If you have atherosclerosis, you may need a carotid endarterectomy to help reduce your risk of having a further TIA or stroke.
However, carotid endarterectomies are not suitable for everyone with atherosclerosis. For example, if your arteries are almost completely blocked, the procedure is unlikely to work.
If your carotid arteries are only partially blocked, you may also be unsuitable for this type of surgery because your risk of having a stroke during the procedure may outweigh the potential benefits of surgery.
Carotid endarterectomy is most suitable for people who have a moderate to severe blockage in their arteries. In such cases, the procedure can reduce the risk of further TIAs and strokes by more than a half.
Preventing a mini stroke
A transient ischaemic attack (TIA) often occurs without warning. Having a TIA may be a sign that another one could follow.
Further TIAs may have more serious effects, or develop into a full, life-threatening stroke.
Whether or not you have previously had a TIA or stroke, there are steps you can take to lower your risk of having either in the future. These are outlined below.

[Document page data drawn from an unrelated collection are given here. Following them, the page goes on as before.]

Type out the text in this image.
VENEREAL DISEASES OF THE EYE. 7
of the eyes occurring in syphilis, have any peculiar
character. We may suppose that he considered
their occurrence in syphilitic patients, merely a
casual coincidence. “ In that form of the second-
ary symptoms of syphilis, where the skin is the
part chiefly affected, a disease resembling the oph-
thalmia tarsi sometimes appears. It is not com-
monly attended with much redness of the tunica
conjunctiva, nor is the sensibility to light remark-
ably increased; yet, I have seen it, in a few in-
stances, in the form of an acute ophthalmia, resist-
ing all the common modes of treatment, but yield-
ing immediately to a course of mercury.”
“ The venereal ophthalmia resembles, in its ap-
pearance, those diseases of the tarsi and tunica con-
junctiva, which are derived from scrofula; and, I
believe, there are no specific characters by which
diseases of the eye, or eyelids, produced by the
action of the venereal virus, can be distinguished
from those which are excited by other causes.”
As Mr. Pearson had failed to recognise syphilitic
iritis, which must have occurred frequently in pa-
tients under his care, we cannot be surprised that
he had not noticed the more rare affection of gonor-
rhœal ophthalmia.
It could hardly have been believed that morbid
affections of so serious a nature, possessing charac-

Losing excess weight will reduce your chances of having a TIA or stroke.
Regular exercise can lower your blood pressure, which will help prevent many potentially life-threatening conditions, including stroke, heart disease and cancer. It's also an effective way of maintaining a healthy weight, and can help combat stress, anxiety and depression.
You should aim to do at least 150 minutes (2 hours and 30 minutes) of moderate-intensity aerobic activity, such as cycling or brisk walking, every week.
Eating a healthy, balanced diet will help you lose excess weight, and also keep your arteries healthy.
Fruit and vegetables also contain substances called antioxidants, which reduce the risk of stroke by protecting the walls of your blood vessels from damage.
Limit the amount of salt you eat to no more than 6g a day (about 1 teaspoon). Too much salt can raise your blood pressure, which increases your risk of TIA and stroke.
Do not add salt to your food, and be aware that lots of processed foods include ‘hidden’ salt. Therefore, always check the nutritional information on the label before buying food products.
Limiting the amount of saturated fat in your diet will help to keep your cholesterol under control. Foods high in saturated fats include:
- meat pies
- sausages and fatty cuts of meat
- ghee (a type of butter often used in Indian cooking)
- hard cheese
- cakes and biscuits
- foods containing coconut or palm oil
If you eat a lot of fatty foods, your arteries are more likely to get clogged with fatty deposits (plaques).
Drinking too much alcohol may increase your risk of having a TIA or stroke. Therefore, you should stay within the recommended limits of alcohol which are:
- 2-3 units a day for women
- 3-4 units a day for men
One unit of alcohol is equal to about half a pint of normal strength lager, cider or bitter, a pub measure (25ml) of spirits, or a 50ml pub measure of fortified wine, such as sherry or port.
If you've had a TIA, you don't need to cut out alcohol altogether. Some studies have suggested drinking a small amount of alcohol (within the recommended daily amount) may actually reduce your risk of having a TIA or stroke. This is because alcohol can thin the blood.
However, always avoid binge drinking. Drinking too much alcohol is likely to raise your blood pressure. It also increases the risk of a blood vessel bursting and causing bleeding into your brain. This, in turn, will increase your risk of having a TIA or stroke.
Smoking doubles your risk of having a stroke. This is because it narrows your arteries and makes your blood more likely to clot.
If you stop smoking, you can reduce your risk of having a stroke by up to half. Not smoking will also improve your general health and reduce your risk of developing other serious health conditions, such as lung cancer and heart disease.